Je n’entends pas ce que me dit madame la comtesse. J’ai les yeux tournés du côté d’Adolphine; en apprenant que j’allais partir, il m’a semble la voir pâlir: mon absence lui causerait-elle en effet quelque peine? Ah! je m’éloignerais moins malheureux, si j’espérais ne pas être oublié!
Elle se lève, elle vient vers nous.—Comment! André, vous allez nous quitter? me dit-elle avec cet accent qui pénètre jusqu’à mon cœur. Puis l’aimable enfant jette ses bras autour du cou de sa mère en ajoutant:—Maman, pourquoi laisses-tu partir André?... qu’a-t-il besoin de voyager?... est-ce qu’il n’est pas mieux auprès de nous?...
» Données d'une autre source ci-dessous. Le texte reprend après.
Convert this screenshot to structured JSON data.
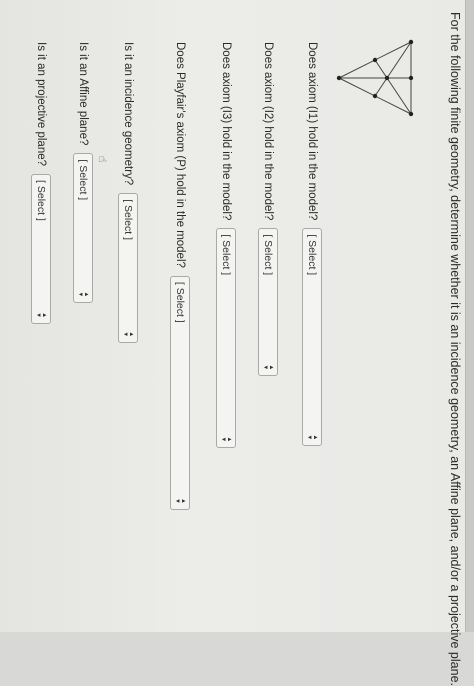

Sa mère sourit et l’embrasse en lui disant:—Ma bonne amie, André reviendra. D’ailleurs, il faut bien nous accoutumer à son absence; songe qu’il ne restera pas toujours auprès de nous; André devient grand et il faudra... Mais nous parlerons de cela à son retour.
Adolphine me regarde tristement, je baisse les yeux en soupirant; je ne puis lui dire que tout mon bonheur serait de vivre auprès d’elle!... Il y a dans la vie tant de choses que l’on pense et que l’on ne dit pas!...
Mais on ouvre la porte avec fracas: c’est le jeune marquis, qui entre en riant et se jette dans un fauteuil en disant que son oncle est furieux, parce qu’en voulant apprendre à fumer à César, il vient de lui casser une dent.
L’arrivée du jeune Thérigny a changé notre situation; madame la comtesse a la bonté de l’écouter; Adolphine va à son piano, et moi je m’éloigne, car l’accident arrivé à César ne doit plus permettre que l’on s’occupe du départ du Savoyard.
Il n’y a plus qu’une personne à laquelle je n’ai pas encore appris mon prochain départ; mais j’attends le soir, parce que la petite femme de chambre vient ordinairement me voir lorsque sa maîtresse n’a plus besoin de ses services.
En effet, je reconnais bientôt la marche vive et légère de Lucile, qui vient s’informer si je suis encore mélancolique comme la veille.
Je ne sais trop comment lui apprendre mon voyage: elle est si emportée dans son amour que je crains aussi de l’affliger.... Cependant, il faut parler, elle-même m’en prie.